El Diablo. I mentioned this in the February post I linked to earlier, though I didn’t mention the Diablo name. The terminology is my own, and requires a quick, time-wasting yarn from yesteryear – no-one expected that, surely.

In my first year at university I stayed in a large lodging house which was like the United Nations – about two dozen students from many countries. Three of the guys used to get together late in the evening and spend an hour playing card and dice games for money – small stakes. I couldn’t afford to get involved, but I used to enjoy watching. The guys (not that it matters) were Skip, from Chicago, Bjorn, an Icelander, and Engel, from Rotterdam, who was rather older, having been seconded by his employer to do a course in marine engineering at Heriot Watt.

One of the games they played was called El Diablo – I don’t really remember the full details, but it was a sort of relative of Crap Dice – the game itself was negligible, the point was the betting – the players would bet on how far they could progress, and watchers could also make side bets. The game used a normal six-sided die – this system is what I discussed in the February post as a means of producing an unknown limit for activation.

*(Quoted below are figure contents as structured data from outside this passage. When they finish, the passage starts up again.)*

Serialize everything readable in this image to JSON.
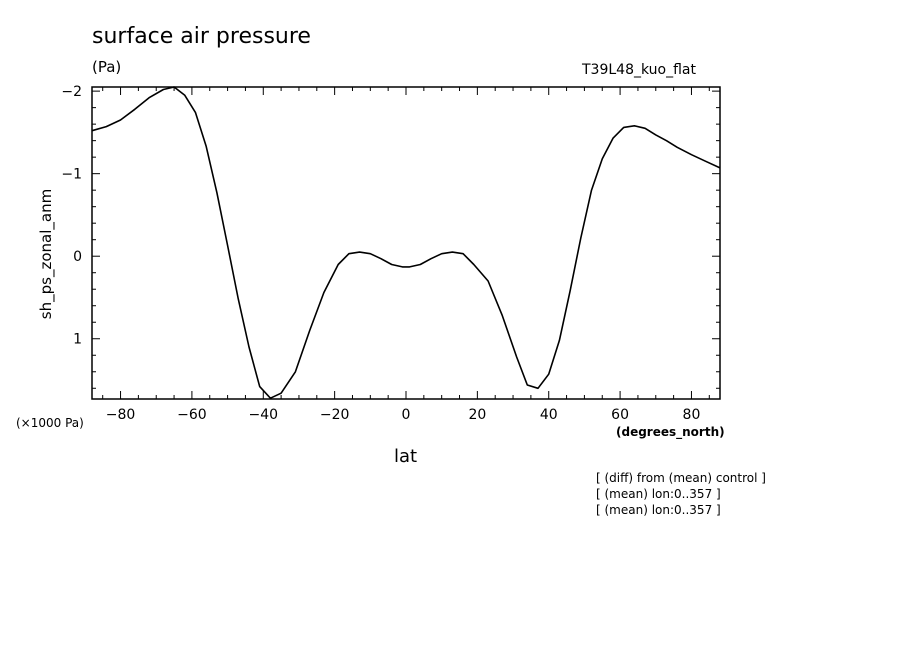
{
  "chart_data": {
    "type": "line",
    "title": "surface air pressure",
    "units": "(Pa)",
    "run_label": "T39L48_kuo_flat",
    "ylabel": "sh_ps_zonal_anm",
    "xlabel": "lat",
    "x_units": "(degrees_north)",
    "y_scale_note": "(×1000 Pa)",
    "xlim": [
      -88,
      88
    ],
    "ylim": [
      -2.05,
      1.73
    ],
    "y_inverted": true,
    "x_ticks": [
      -80,
      -60,
      -40,
      -20,
      0,
      20,
      40,
      60,
      80
    ],
    "x_tick_labels": [
      "−80",
      "−60",
      "−40",
      "−20",
      "0",
      "20",
      "40",
      "60",
      "80"
    ],
    "y_ticks": [
      -2,
      -1,
      0,
      1
    ],
    "y_tick_labels": [
      "−2",
      "−1",
      "0",
      "1"
    ],
    "grid": false,
    "series": [
      {
        "x": [
          -88,
          -84,
          -80,
          -76,
          -72,
          -68,
          -65,
          -62,
          -59,
          -56,
          -53,
          -50,
          -47,
          -44,
          -41,
          -38,
          -35,
          -31,
          -27,
          -23,
          -19,
          -16,
          -13,
          -10,
          -7,
          -4,
          -1,
          1,
          4,
          7,
          10,
          13,
          16,
          19,
          23,
          27,
          31,
          34,
          37,
          40,
          43,
          46,
          49,
          52,
          55,
          58,
          61,
          64,
          67,
          70,
          73,
          76,
          80,
          84,
          88
        ],
        "y": [
          -1.52,
          -1.57,
          -1.65,
          -1.78,
          -1.92,
          -2.02,
          -2.05,
          -1.95,
          -1.74,
          -1.33,
          -0.77,
          -0.13,
          0.52,
          1.1,
          1.58,
          1.72,
          1.66,
          1.4,
          0.9,
          0.44,
          0.1,
          -0.03,
          -0.05,
          -0.03,
          0.03,
          0.1,
          0.13,
          0.13,
          0.1,
          0.03,
          -0.03,
          -0.05,
          -0.03,
          0.1,
          0.3,
          0.72,
          1.22,
          1.56,
          1.6,
          1.43,
          1.02,
          0.42,
          -0.22,
          -0.8,
          -1.18,
          -1.43,
          -1.56,
          -1.58,
          -1.55,
          -1.47,
          -1.4,
          -1.32,
          -1.23,
          -1.15,
          -1.07
        ]
      }
    ]
  },
  "notes": [
    "[ (diff) from (mean) control ]",
    "[ (mean) lon:0..357 ]",
    "[ (mean) lon:0..357 ]"
  ]
}
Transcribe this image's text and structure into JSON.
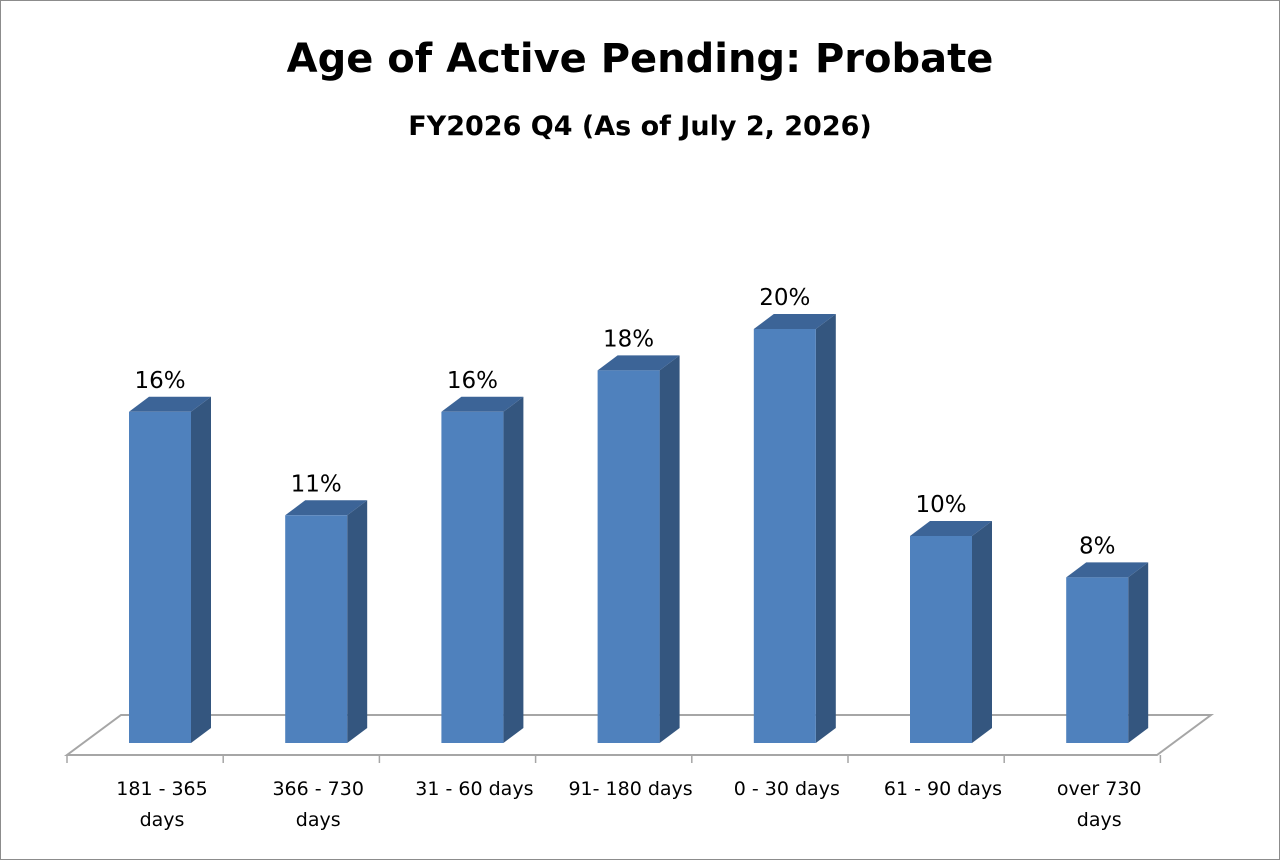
{
  "chart_data": {
    "type": "bar",
    "title": "Age of Active Pending: Probate",
    "subtitle": "FY2026 Q4 (As of July 2, 2026)",
    "categories": [
      [
        "181 - 365",
        "days"
      ],
      [
        "366 - 730",
        "days"
      ],
      [
        "31 - 60 days"
      ],
      [
        "91- 180 days"
      ],
      [
        "0 - 30 days"
      ],
      [
        "61 - 90 days"
      ],
      [
        "over 730",
        "days"
      ]
    ],
    "values": [
      16,
      11,
      16,
      18,
      20,
      10,
      8
    ],
    "data_labels": [
      "16%",
      "11%",
      "16%",
      "18%",
      "20%",
      "10%",
      "8%"
    ],
    "value_unit": "%",
    "xlabel": "",
    "ylabel": "",
    "three_d": true,
    "grid": false,
    "legend": "none",
    "colors": {
      "bar_front": "#4f81bd",
      "bar_side": "#34567f",
      "bar_top": "#3c6497",
      "floor_line": "#a6a6a6"
    }
  }
}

This is not a picture of Martin
1D6 version of Diablo: Each turn scores a minimum of 1; to score 2, you need to roll 2+ on the die; to score 3, having successfully got to 2, you then need to roll 3+, and so on. You stop when you fail, and your score is the last one which succeeded – thus scores are in the range of 1 to 6; 1 is the minimum, and it is very rare to get to 6. I can’t remember how the betting worked, and it is irrelevant anyway.

I tried using what I have decided to call Diablo(6) as an activation system in an ECW game. You get to activate 1 unit for free; you need to throw 2 or better to activate a second, and so on. You stop when you fail, but you have already selected the units for activation when you get to that point. It was simple to use, did not slow the game down and worked OK, except…

Well, except that it gave miserable results – the number of activations in practice was more stingy than a simple roll of 1D6 would have been.

The average score of 1D6, of course, is 3.5

The average result of Diablo(6) is the sum of p(j).j for j = 1 to 6, which works out at a niggardly 2.775

Now neither of these numbers compares badly with the average number of “orders” you would expect to be allowed to give as a result of a C&CN Command Card – especially if I add in the facility to activate an entire brigade with a single order – but the fact remains that the artillery and the generals were getting starved of action.

That’s getting close to as far as I’ve got – my current thinking is that there should be two quick activation sessions per turn – a distinct artillery session of Diablo(4) (using a D4), and the activations from this may only be used for artillery. Then the main activation uses Diablo(8), with a full D8 – these activations may be used for anything, including artillery.

It is tempting to consider using different kinds of dice, for different commander abilities, or for handicapping; I also considered whether the dice should be chosen to match the number of units fielded – in this I agree with Michael’s comment last time, that there is a limit to what one general can do, however big the army, so maybe D4 and D8 will work across the board (so to speak).

The train, as you will observe, has not yet stopped moving, but I have at least answered Martin’s question about D4’s. I may set out some stuff about introducing an element of tactical manoeuvre, once my thoughts start to look printable - maybe some photos would be good. Hmmm.